I evaluated the various approaches myself and by discussing specific topics with some devs lately and previously when we talked about ft-plugins so that I would be able to propose a design on the mailing list, and here we are discussing that. I don't see the problem.
As I asked in an earlier message, I'd be interested if you could provide some more concrete examples of what you were thinking with using TM, which would accomplish the goals mentioned in the Github Issue and fleshed-out more in the top of this thread.
Essentially I'd propose a signal that's emitted when Geany begins (re-)parsing a file (I believe it does this after each keystroke, after a debouncing timeout). Plugins could connect to that signal, perhaps parse the file again, using their special, language specific library code, and pass the tags they've got to Geany using a to-be-designed API function (probably involving TMTag and TMSourceFile). Alternatively, the plugin signal handlers could run before Geany's own one, potentially blocking Geany from parsing the file at all. Or both approaches.
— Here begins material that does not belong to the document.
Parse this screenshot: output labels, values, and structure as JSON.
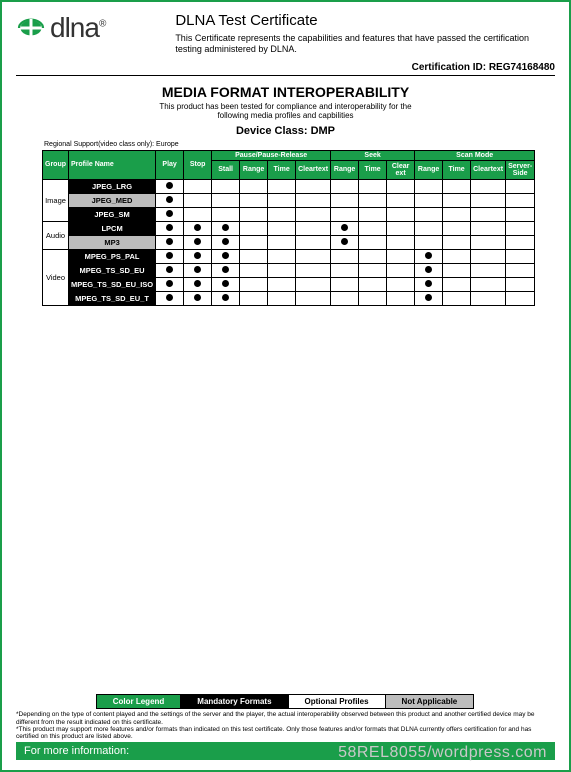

Unrelated to whether to use TM or not, I think you're right that a hook to tell ft-plugins to re-parse would be useful, otherwise plugins will all have to implement that logic/signal connections themselves.
Geany would then merge the tags, perhaps giving the plugin ones more weight, and store it in TM.
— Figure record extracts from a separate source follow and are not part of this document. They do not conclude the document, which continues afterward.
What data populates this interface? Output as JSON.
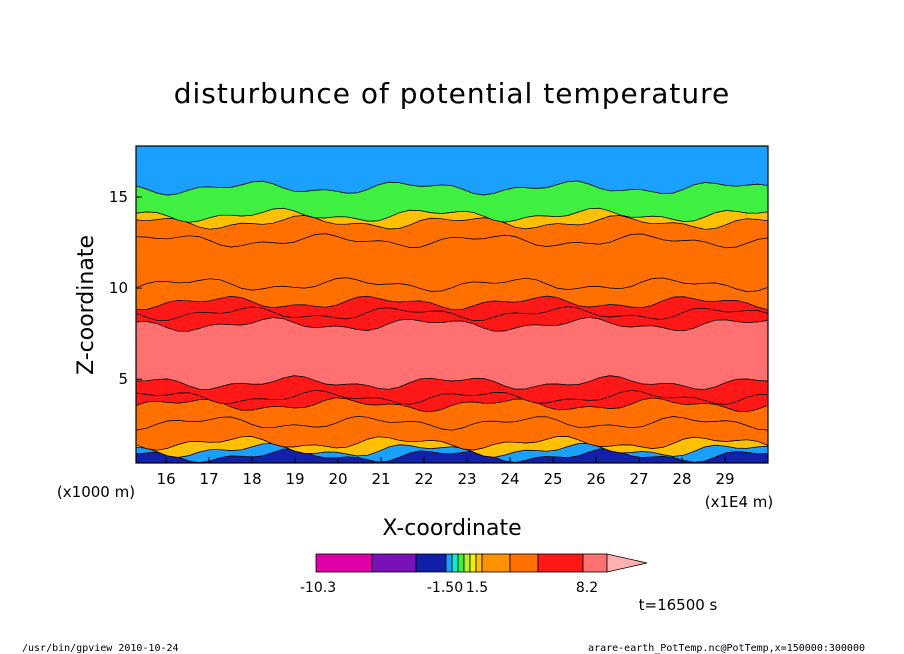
{
  "chart_data": {
    "type": "heatmap",
    "title": "disturbunce of potential temperature",
    "xlabel": "X-coordinate",
    "ylabel": "Z-coordinate",
    "x_unit_note": "(x1E4 m)",
    "y_unit_note": "(x1000 m)",
    "xlim": [
      15.3,
      30.0
    ],
    "ylim": [
      0.4,
      17.8
    ],
    "x_ticks": [
      "16",
      "17",
      "18",
      "19",
      "20",
      "21",
      "22",
      "23",
      "24",
      "25",
      "26",
      "27",
      "28",
      "29"
    ],
    "y_ticks": [
      "5",
      "10",
      "15"
    ],
    "colorbar": {
      "labels": [
        "-10.3",
        "-1.50",
        "1.5",
        "8.2"
      ],
      "colors": [
        "#e000a8",
        "#7a10b8",
        "#1020a8",
        "#1aa0ff",
        "#10e8d0",
        "#40f040",
        "#b0f030",
        "#f0f000",
        "#ffc000",
        "#ff9000",
        "#ff7000",
        "#ff1818",
        "#ff7070",
        "#ffb0b0"
      ]
    },
    "bands": [
      {
        "z": 0.4,
        "value": -5
      },
      {
        "z": 0.8,
        "value": -2
      },
      {
        "z": 1.1,
        "value": 0.6
      },
      {
        "z": 1.5,
        "value": 1.5
      },
      {
        "z": 2.6,
        "value": 2.2
      },
      {
        "z": 3.6,
        "value": 3.5
      },
      {
        "z": 4.0,
        "value": 4.5
      },
      {
        "z": 4.8,
        "value": 5.5
      },
      {
        "z": 8.0,
        "value": 4.5
      },
      {
        "z": 8.6,
        "value": 3.5
      },
      {
        "z": 9.2,
        "value": 2.5
      },
      {
        "z": 10.2,
        "value": 1.5
      },
      {
        "z": 12.6,
        "value": 2.5
      },
      {
        "z": 13.6,
        "value": 0.5
      },
      {
        "z": 14.0,
        "value": -1.0
      },
      {
        "z": 15.5,
        "value": -4.0
      },
      {
        "z": 17.8,
        "value": -2.0
      }
    ],
    "annotation": "t=16500 s"
  },
  "footer": {
    "left": "/usr/bin/gpview  2010-10-24",
    "right": "arare-earth_PotTemp.nc@PotTemp,x=150000:300000"
  }
}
I think you underestimate how many tags we're talking here. The example libclang ft-plugin would have to re-walk the entire AST (which is absolutely massive, particularly for C++), convert it to TM tag structures, and then Geany/TM would have to perform some merging logic, would would be more complicated than now if it was to support C++ properly, every single re-parse. My intuition tells me that just won't be fast enough, Clang already jumps through hoops and uses tricks to just build its own AST in-time.
Then the symbol tree, completion, other plugins can use the tags and make their stuff.
For highlighting, I would really try to use Scintilla dynamic lexers. Otherwise we're going to have trouble with inconsistent editor widgets and non-working color schemes.
I have tried that, I can try and find the code if I still have it. The problem I have with it is that it adds a whole other framework (ILexer) and language (C++) that has to be used, and it's a lot more involved just to perform basically the same task. In both cases ft-plugins could either provide their own states or re-use those from an existing lexer built-into Geany, so I don't think container vs dynamic lexer will have any bearing on the inconsistency of colour schemes.